The origin of the phrase in English traces back to the "Red Line Agreement" in 1928 between largest oil companies of Britain, the USA and France at the time of the end of the Ottoman Empire. At the time of signature, the borders of the empire were not clear and to remedy the problem an Armenian businessman named Calouste Gulbenkian, took a red pencil to draw in an arbitrary manner the borders of the divided empire.
The expression remained significant to global diplomacy and was reused during the UN's founding after the WWII, especially in the Anglophone world. France, is unique to refer to it as the "yellow line" (franchir la ligne jaune).
In Israel, the phrase was notably used as a political metaphor by Foreign Minister Yigal Allon, in 1975, when said that Washington "has managed to draw a red line which all the Arab countries know they must not cross - that America is not going to sacrifice Israel for the sake of Arab support."Yitzhak Rabin later used the phrase to refer to the line past which the Syrian army should not be allowed to cross after the 1976 occupation of Lebanon. On September 27, 2012 at the 67th United Nations General Assembly at the U.N. Headquarters in New York in a speech addressing Iran's nuclear program Israeli Prime Minister Benjamin Netanyahu publicly added a red line to a prepared bomb cartoon.
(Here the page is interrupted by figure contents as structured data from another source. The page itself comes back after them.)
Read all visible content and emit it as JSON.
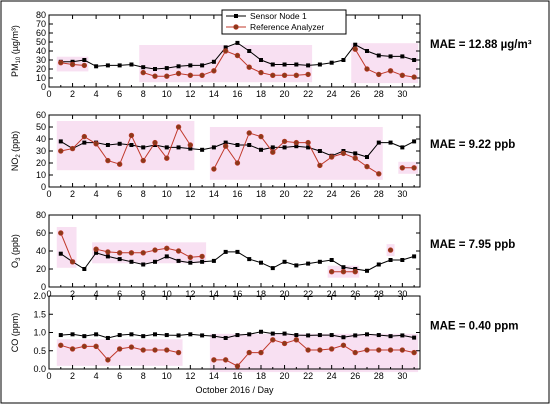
{
  "figure": {
    "xlabel": "October 2016 / Day",
    "legend": {
      "series": [
        "Sensor Node 1",
        "Reference Analyzer"
      ],
      "placement": "top-center"
    },
    "colors": {
      "sensor": "#000000",
      "reference": "#c0392b",
      "highlight": "#f6d6ee"
    }
  },
  "chart_data": [
    {
      "type": "line",
      "ylabel_main": "PM",
      "ylabel_sub": "10",
      "ylabel_unit": " (µg/m³)",
      "mae": "MAE = 12.88 µg/m³",
      "xlim": [
        0,
        31.5
      ],
      "ylim": [
        0,
        80
      ],
      "yticks": [
        0,
        10,
        20,
        30,
        40,
        50,
        60,
        70,
        80
      ],
      "xticks": [
        0,
        2,
        4,
        6,
        8,
        10,
        12,
        14,
        16,
        18,
        20,
        22,
        24,
        26,
        28,
        30
      ],
      "grid": false,
      "series": [
        {
          "name": "Sensor Node 1",
          "x": [
            1,
            2,
            3,
            4,
            5,
            6,
            7,
            8,
            9,
            10,
            11,
            12,
            13,
            14,
            15,
            16,
            17,
            18,
            19,
            20,
            21,
            22,
            23,
            24,
            25,
            26,
            27,
            28,
            29,
            30,
            31
          ],
          "y": [
            28,
            28,
            30,
            23,
            24,
            24,
            25,
            22,
            20,
            21,
            23,
            24,
            24,
            28,
            44,
            49,
            40,
            30,
            25,
            25,
            25,
            24,
            25,
            27,
            30,
            47,
            40,
            35,
            34,
            34,
            30
          ]
        },
        {
          "name": "Reference Analyzer",
          "x": [
            1,
            2,
            3,
            4,
            5,
            6,
            7,
            8,
            9,
            10,
            11,
            12,
            13,
            14,
            15,
            16,
            17,
            18,
            19,
            20,
            21,
            22,
            23,
            24,
            25,
            26,
            27,
            28,
            29,
            30,
            31
          ],
          "y": [
            27,
            25,
            24,
            null,
            null,
            null,
            null,
            16,
            12,
            12,
            15,
            13,
            13,
            18,
            40,
            35,
            22,
            16,
            13,
            13,
            13,
            14,
            null,
            null,
            null,
            42,
            20,
            14,
            18,
            13,
            11
          ]
        }
      ]
    },
    {
      "type": "line",
      "ylabel_main": "NO",
      "ylabel_sub": "2",
      "ylabel_unit": " (ppb)",
      "mae": "MAE = 9.22 ppb",
      "xlim": [
        0,
        31.5
      ],
      "ylim": [
        0,
        60
      ],
      "yticks": [
        0,
        10,
        20,
        30,
        40,
        50,
        60
      ],
      "xticks": [
        0,
        2,
        4,
        6,
        8,
        10,
        12,
        14,
        16,
        18,
        20,
        22,
        24,
        26,
        28,
        30
      ],
      "grid": false,
      "series": [
        {
          "name": "Sensor Node 1",
          "x": [
            1,
            2,
            3,
            4,
            5,
            6,
            7,
            8,
            9,
            10,
            11,
            12,
            13,
            14,
            15,
            16,
            17,
            18,
            19,
            20,
            21,
            22,
            23,
            24,
            25,
            26,
            27,
            28,
            29,
            30,
            31
          ],
          "y": [
            38,
            32,
            37,
            37,
            35,
            36,
            35,
            33,
            35,
            33,
            33,
            32,
            31,
            33,
            37,
            35,
            35,
            31,
            33,
            33,
            34,
            33,
            30,
            26,
            30,
            28,
            25,
            37,
            37,
            33,
            38
          ]
        },
        {
          "name": "Reference Analyzer",
          "x": [
            1,
            2,
            3,
            4,
            5,
            6,
            7,
            8,
            9,
            10,
            11,
            12,
            13,
            14,
            15,
            16,
            17,
            18,
            19,
            20,
            21,
            22,
            23,
            24,
            25,
            26,
            27,
            28,
            29,
            30,
            31
          ],
          "y": [
            30,
            32,
            42,
            36,
            22,
            19,
            43,
            22,
            37,
            24,
            50,
            35,
            null,
            15,
            34,
            20,
            45,
            42,
            29,
            38,
            37,
            37,
            18,
            25,
            28,
            24,
            17,
            11,
            null,
            16,
            16
          ]
        }
      ]
    },
    {
      "type": "line",
      "ylabel_main": "O",
      "ylabel_sub": "3",
      "ylabel_unit": " (ppb)",
      "mae": "MAE = 7.95 ppb",
      "xlim": [
        0,
        31.5
      ],
      "ylim": [
        0,
        80
      ],
      "yticks": [
        0,
        20,
        40,
        60,
        80
      ],
      "xticks": [
        0,
        2,
        4,
        6,
        8,
        10,
        12,
        14,
        16,
        18,
        20,
        22,
        24,
        26,
        28,
        30
      ],
      "grid": false,
      "series": [
        {
          "name": "Sensor Node 1",
          "x": [
            1,
            2,
            3,
            4,
            5,
            6,
            7,
            8,
            9,
            10,
            11,
            12,
            13,
            14,
            15,
            16,
            17,
            18,
            19,
            20,
            21,
            22,
            23,
            24,
            25,
            26,
            27,
            28,
            29,
            30,
            31
          ],
          "y": [
            37,
            28,
            20,
            38,
            34,
            31,
            28,
            25,
            28,
            34,
            29,
            27,
            28,
            29,
            39,
            39,
            31,
            27,
            21,
            28,
            24,
            26,
            28,
            30,
            22,
            20,
            18,
            25,
            30,
            30,
            34
          ]
        },
        {
          "name": "Reference Analyzer",
          "x": [
            1,
            2,
            3,
            4,
            5,
            6,
            7,
            8,
            9,
            10,
            11,
            12,
            13,
            14,
            15,
            16,
            17,
            18,
            19,
            20,
            21,
            22,
            23,
            24,
            25,
            26,
            27,
            28,
            29,
            30,
            31
          ],
          "y": [
            60,
            28,
            null,
            42,
            39,
            38,
            38,
            38,
            41,
            43,
            40,
            33,
            34,
            null,
            null,
            null,
            null,
            null,
            null,
            null,
            null,
            null,
            null,
            17,
            17,
            17,
            null,
            null,
            41,
            null,
            null
          ]
        }
      ]
    },
    {
      "type": "line",
      "ylabel_main": "CO",
      "ylabel_sub": "",
      "ylabel_unit": " (ppm)",
      "mae": "MAE = 0.40 ppm",
      "xlim": [
        0,
        31.5
      ],
      "ylim": [
        0,
        2.0
      ],
      "yticks": [
        "0.0",
        "0.5",
        "1.0",
        "1.5",
        "2.0"
      ],
      "xticks": [
        0,
        2,
        4,
        6,
        8,
        10,
        12,
        14,
        16,
        18,
        20,
        22,
        24,
        26,
        28,
        30
      ],
      "grid": false,
      "series": [
        {
          "name": "Sensor Node 1",
          "x": [
            1,
            2,
            3,
            4,
            5,
            6,
            7,
            8,
            9,
            10,
            11,
            12,
            13,
            14,
            15,
            16,
            17,
            18,
            19,
            20,
            21,
            22,
            23,
            24,
            25,
            26,
            27,
            28,
            29,
            30,
            31
          ],
          "y": [
            0.93,
            0.95,
            0.9,
            0.95,
            0.85,
            0.93,
            0.95,
            0.9,
            0.95,
            0.93,
            0.92,
            0.95,
            0.92,
            0.9,
            0.85,
            0.93,
            0.95,
            1.02,
            0.97,
            0.97,
            0.93,
            0.92,
            0.93,
            0.93,
            0.87,
            0.92,
            0.95,
            0.93,
            0.9,
            0.92,
            0.86
          ]
        },
        {
          "name": "Reference Analyzer",
          "x": [
            1,
            2,
            3,
            4,
            5,
            6,
            7,
            8,
            9,
            10,
            11,
            12,
            13,
            14,
            15,
            16,
            17,
            18,
            19,
            20,
            21,
            22,
            23,
            24,
            25,
            26,
            27,
            28,
            29,
            30,
            31
          ],
          "y": [
            0.65,
            0.55,
            0.62,
            0.62,
            0.25,
            0.55,
            0.6,
            0.52,
            0.52,
            0.52,
            0.45,
            null,
            null,
            0.25,
            0.25,
            0.08,
            0.45,
            0.45,
            0.8,
            0.7,
            0.8,
            0.52,
            0.52,
            0.55,
            0.65,
            0.45,
            0.52,
            0.52,
            0.52,
            0.52,
            0.45
          ]
        }
      ]
    }
  ]
}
According to Ben Yagoda, a professor of English and journalism at the University of Delaware, in 1987, there are references to "red lines" in conflicts between Chad and Libya, and in a 1999 New York Times article, Muslim clerics in Iran are reported to draw a "'red line for the revolution' that no one should cross." These references occurred earlier as well, appearing a Milwaukee Sentinel article of 26 January 1984 regarding French intervention in Chad and a "red line" held by French forces in southern Chad.